Crystalizing is a seperate issue. That's just an inherent aspect of a supersaturated solution, which honey in many ways is. You can heat crystalized honey to redisolve the crystals. But, depending on the honey and the crystals, this may not be as effective as you'd like.


----------



## Terri

I have heard that when honey crystalizes, the remaining liquid is higher in moisture content and so can ferment. Or, so I have been told, I have not seen this happen.

Now that I have my own hive, I store honey in the freezer for my winters use. It doesn't crystalize that way.


----------



## WayneH

Temp changes can also cause it to ferment. Sometimes the honey can sweat and moisture can collect on the inside of the bucket lid. This can drip down and make a puddle. This can cause fermentation.

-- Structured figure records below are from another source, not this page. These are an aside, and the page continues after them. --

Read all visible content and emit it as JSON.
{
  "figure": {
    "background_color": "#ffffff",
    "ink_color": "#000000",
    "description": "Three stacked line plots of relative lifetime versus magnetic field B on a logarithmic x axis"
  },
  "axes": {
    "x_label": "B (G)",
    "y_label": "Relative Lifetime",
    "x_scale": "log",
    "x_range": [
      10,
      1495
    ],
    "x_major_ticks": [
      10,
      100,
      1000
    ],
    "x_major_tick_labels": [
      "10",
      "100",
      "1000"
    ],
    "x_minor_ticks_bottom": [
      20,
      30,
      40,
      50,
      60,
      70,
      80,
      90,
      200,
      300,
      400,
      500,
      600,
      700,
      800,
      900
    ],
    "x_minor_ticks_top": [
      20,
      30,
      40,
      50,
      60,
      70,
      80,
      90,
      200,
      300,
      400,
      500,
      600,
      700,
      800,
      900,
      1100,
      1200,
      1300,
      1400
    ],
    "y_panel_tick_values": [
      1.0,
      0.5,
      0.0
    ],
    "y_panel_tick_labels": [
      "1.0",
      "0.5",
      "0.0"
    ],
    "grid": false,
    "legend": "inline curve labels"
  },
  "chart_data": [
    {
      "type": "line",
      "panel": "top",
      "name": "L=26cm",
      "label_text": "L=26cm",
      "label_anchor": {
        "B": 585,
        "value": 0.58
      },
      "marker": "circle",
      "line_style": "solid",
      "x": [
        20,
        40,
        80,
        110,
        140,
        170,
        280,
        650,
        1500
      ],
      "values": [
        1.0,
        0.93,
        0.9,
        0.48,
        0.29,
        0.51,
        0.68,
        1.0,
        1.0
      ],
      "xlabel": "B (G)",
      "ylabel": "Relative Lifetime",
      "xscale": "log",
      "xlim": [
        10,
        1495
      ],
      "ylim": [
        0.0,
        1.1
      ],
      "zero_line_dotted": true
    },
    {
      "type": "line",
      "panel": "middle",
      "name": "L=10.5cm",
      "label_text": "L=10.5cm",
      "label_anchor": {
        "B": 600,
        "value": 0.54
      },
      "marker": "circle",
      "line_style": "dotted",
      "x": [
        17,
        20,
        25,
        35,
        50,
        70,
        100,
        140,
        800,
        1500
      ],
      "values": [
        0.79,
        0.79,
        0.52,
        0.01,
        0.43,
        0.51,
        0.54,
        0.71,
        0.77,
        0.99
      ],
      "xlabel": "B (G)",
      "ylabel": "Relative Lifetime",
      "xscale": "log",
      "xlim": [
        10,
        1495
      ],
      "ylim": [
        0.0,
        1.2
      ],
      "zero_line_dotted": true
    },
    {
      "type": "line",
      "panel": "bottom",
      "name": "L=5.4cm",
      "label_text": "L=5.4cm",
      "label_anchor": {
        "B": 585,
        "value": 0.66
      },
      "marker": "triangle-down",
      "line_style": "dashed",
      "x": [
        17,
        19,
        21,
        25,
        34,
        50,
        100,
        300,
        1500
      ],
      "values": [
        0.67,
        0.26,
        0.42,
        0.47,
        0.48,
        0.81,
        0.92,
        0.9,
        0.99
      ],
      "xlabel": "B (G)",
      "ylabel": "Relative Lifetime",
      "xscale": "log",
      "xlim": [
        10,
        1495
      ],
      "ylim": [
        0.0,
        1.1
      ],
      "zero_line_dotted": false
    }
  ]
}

Even with a little fermentation, your honey should be safe to eat, but it might have a strange taste to it. 

If you decide not to eat it, you can add water to it and ferment it. From the honeywine (mead) you can also make vinegar.


----------



## Guest

lol sorry bare. you don't want this stuff anyway.

i think i'll just keep it for cooking- it tastes fine in my bread recipe. i just won't be eating honey-toast anytime soon, lol!

i do know that when we went to pick up the honey, he said that it was (something other than what he usually sold). he had run out of his regular supply- it was a bad year, and i went late, to get it. i don't think that he'd have purposefully given us 'worse' honey, as opposed to anyone else. he's not like that. 

thanks for the help, all. i'm not up to making mead, or vinegar, or anything like that. i can barely keep up with my homemade bread these days! lol!


----------